うちの会社は、役員の会議や読書会を、一般社員の出勤前にやっている。
出海君が颯爽と出かけていった後、朝ご飯を食べて、後片付けをして、洗濯物を干して。
あらかた家事と身支度を済ませてしまっても、出勤時間にはまだ30分ほど余裕がある。

少し考えた末、ヴァイオリンケースを開けた。
基礎練と、苦手な箇所をさらうくらいはできる。




出海君の家で暮らし始めて、同居とはいえ、家で一緒の空間にいるのはそれほど多くないということがわかってきた。
朝は出海君が食事をしている間、キッチンにいて、たまに業務的な会話を交わすだけ。
出海君の帰宅時間は遅いから(会社で仕事をしているわけでなく、外部で人と会ったり色々用事があるらしい)、帰宅後晩御飯を出す時に少し顔を合わせるだけ。

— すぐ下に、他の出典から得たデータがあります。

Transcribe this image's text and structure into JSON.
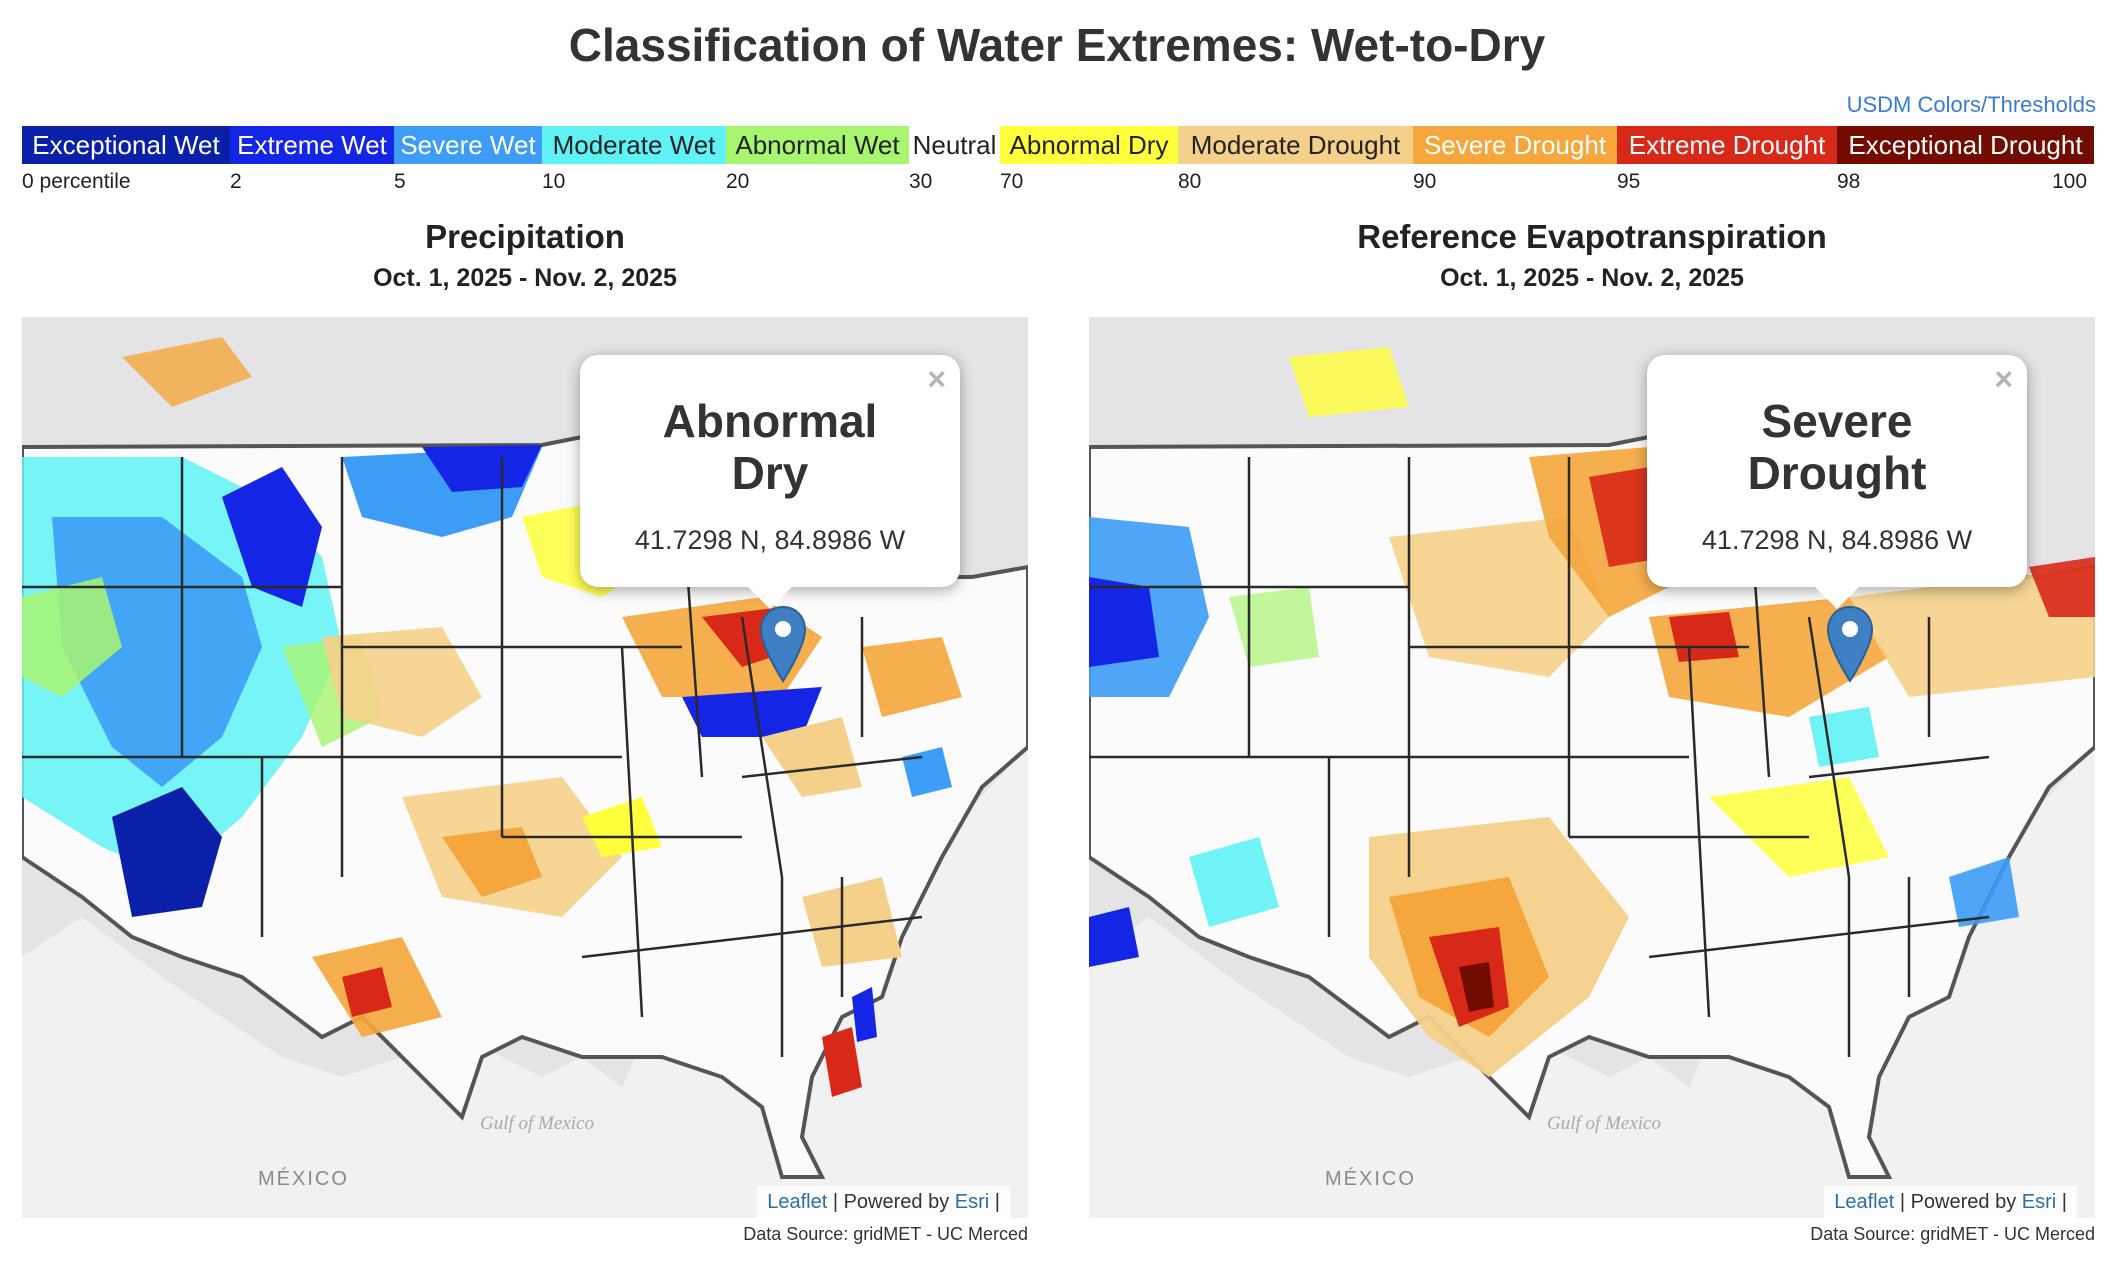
{
  "title": "Classification of Water Extremes: Wet-to-Dry",
  "usdm_link": "USDM Colors/Thresholds",
  "legend": [
    {
      "label": "Exceptional Wet",
      "color": "#0b20a8",
      "text_color": "#ffffff"
    },
    {
      "label": "Extreme Wet",
      "color": "#1525e6",
      "text_color": "#ffffff"
    },
    {
      "label": "Severe Wet",
      "color": "#3d9cf5",
      "text_color": "#ffffff"
    },
    {
      "label": "Moderate Wet",
      "color": "#5ff2f5",
      "text_color": "#222222"
    },
    {
      "label": "Abnormal Wet",
      "color": "#a8f570",
      "text_color": "#222222"
    },
    {
      "label": "Neutral",
      "color": "#ffffff",
      "text_color": "#222222"
    },
    {
      "label": "Abnormal Dry",
      "color": "#ffff3c",
      "text_color": "#222222"
    },
    {
      "label": "Moderate Drought",
      "color": "#f5d08a",
      "text_color": "#222222"
    },
    {
      "label": "Severe Drought",
      "color": "#f5a63c",
      "text_color": "#ffffff"
    },
    {
      "label": "Extreme Drought",
      "color": "#d82818",
      "text_color": "#ffffff"
    },
    {
      "label": "Exceptional Drought",
      "color": "#730c00",
      "text_color": "#ffffff"
    }
  ],
  "legend_ticks": [
    "0 percentile",
    "2",
    "5",
    "10",
    "20",
    "30",
    "70",
    "80",
    "90",
    "95",
    "98",
    "100"
  ],
  "panels": [
    {
      "title": "Precipitation",
      "date_range": "Oct. 1, 2025 - Nov. 2, 2025",
      "popup_class": "Abnormal Dry",
      "popup_coords": "41.7298 N, 84.8986 W",
      "close_symbol": "×",
      "label_mexico": "MÉXICO",
      "label_gulf": "Gulf of Mexico",
      "attribution_leaflet": "Leaflet",
      "attribution_powered": "| Powered by",
      "attribution_esri": "Esri",
      "attribution_end": "|",
      "data_source": "Data Source: gridMET - UC Merced"
    },
    {
      "title": "Reference Evapotranspiration",
      "date_range": "Oct. 1, 2025 - Nov. 2, 2025",
      "popup_class": "Severe Drought",
      "popup_coords": "41.7298 N, 84.8986 W",
      "close_symbol": "×",
      "label_mexico": "MÉXICO",
      "label_gulf": "Gulf of Mexico",
      "attribution_leaflet": "Leaflet",
      "attribution_powered": "| Powered by",
      "attribution_esri": "Esri",
      "attribution_end": "|",
      "data_source": "Data Source: gridMET - UC Merced"
    }
  ]
}
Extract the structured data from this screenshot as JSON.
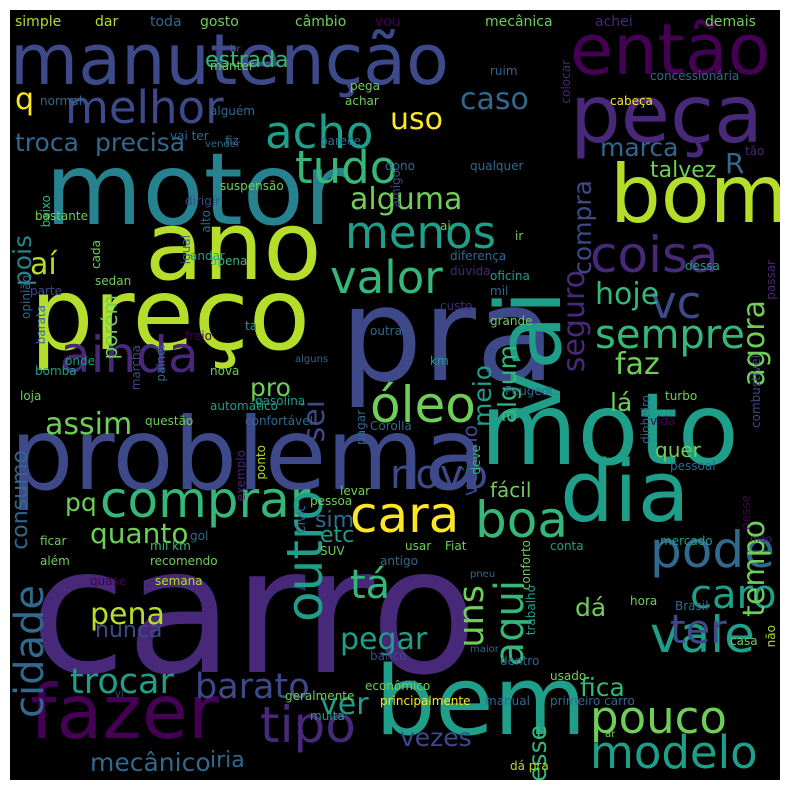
{
  "title": "Word cloud",
  "background": "#000000",
  "palette": {
    "p1": "#440154",
    "p2": "#482878",
    "p3": "#3e4989",
    "p4": "#31688e",
    "p5": "#26828e",
    "p6": "#1f9e89",
    "p7": "#35b779",
    "p8": "#6ece58",
    "p9": "#b5de2b",
    "p10": "#fde725"
  },
  "words": [
    "carro",
    "pra",
    "preço",
    "problema",
    "motor",
    "moto",
    "ano",
    "bem",
    "fazer",
    "vai",
    "manutenção",
    "então",
    "peça",
    "bom",
    "dia",
    "comprar",
    "cara",
    "boa",
    "ainda",
    "tipo",
    "pode",
    "óleo",
    "coisa",
    "vale",
    "outro",
    "melhor",
    "acho",
    "tudo",
    "menos",
    "valor",
    "modelo",
    "pouco",
    "sempre",
    "vc",
    "ter",
    "caro",
    "cidade",
    "aqui",
    "novo",
    "tá",
    "faz",
    "hoje",
    "trocar",
    "barato",
    "uns",
    "ver",
    "pegar",
    "tempo",
    "agora",
    "seguro",
    "alguma",
    "aí",
    "uso",
    "caso",
    "assim",
    "sei",
    "pena",
    "quanto",
    "q",
    "troca",
    "precisa",
    "compra",
    "marca",
    "talvez",
    "R",
    "estrada",
    "pois",
    "meio",
    "algum",
    "lá",
    "pro",
    "veículo",
    "fica",
    "vezes",
    "desse",
    "dá",
    "iria",
    "mecânico",
    "nunca",
    "quer",
    "fácil",
    "pq",
    "sim",
    "etc",
    "consumo",
    "porém",
    "simple",
    "dar",
    "toda",
    "gosto",
    "câmbio",
    "vou",
    "mecânica",
    "achei",
    "demais",
    "br",
    "normal",
    "manter",
    "pega",
    "ruim",
    "concessionária",
    "alguém",
    "achar",
    "colocar",
    "vai ter",
    "cabeça",
    "vender",
    "fiz",
    "parece",
    "dono",
    "qualquer",
    "tão",
    "baixo",
    "alto",
    "suspensão",
    "amigo",
    "bastante",
    "ai",
    "dirigir",
    "cada",
    "ir",
    "sedan",
    "igual",
    "andar",
    "diferença",
    "passar",
    "apena",
    "dúvida",
    "oficina",
    "opinião",
    "mil",
    "dessa",
    "parte",
    "barata",
    "ta",
    "custo",
    "marcha",
    "painel",
    "freio",
    "outra",
    "grande",
    "alguns",
    "km",
    "turbo",
    "combustível",
    "bomba",
    "onde",
    "nova",
    "loja",
    "Peugeot",
    "questão",
    "automático",
    "gasolina",
    "confortável",
    "ponto",
    "pagar",
    "Corolla",
    "deve",
    "dinheiro",
    "pessoal",
    "exemplo",
    "vida",
    "pessoa",
    "levar",
    "nesse",
    "Civic",
    "mão",
    "ficar",
    "além",
    "mil km",
    "gol",
    "SUV",
    "usar",
    "Fiat",
    "conta",
    "mercado",
    "recomendo",
    "antigo",
    "pneu",
    "conforto",
    "quase",
    "semana",
    "trabalho",
    "hora",
    "Brasil",
    "casa",
    "maior",
    "não",
    "econômico",
    "banco",
    "dentro",
    "usado",
    "geralmente",
    "principalmente",
    "manual",
    "primeiro carro",
    "muita",
    "vi",
    "ar",
    "dá pra"
  ]
}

私は晩御飯の配膳をしたら自室に引っ込む。

そのことに少しほっとした。




そうして水曜日。
夜はオケの練習があるから、本来の私の家に戻る。

出海君は、いつものように朝ご飯をきれいに平らげて、カフェオレを飲みながら言った。

「今日は僕が行ってらっしゃいを言う番ですね」

「……頑張ってきます」

「その様子ならきっと大丈夫ですよ」

出海君は自分の顎の奥、耳の下の骨を指でトントンと叩いた。

ヴァイオリン痣ができる部分。
私の痣は、土曜日から4日間だけど毎日弾いたから、若干濃くなってる。

……よく見てるな。

感心するやら、恥ずかしいやら。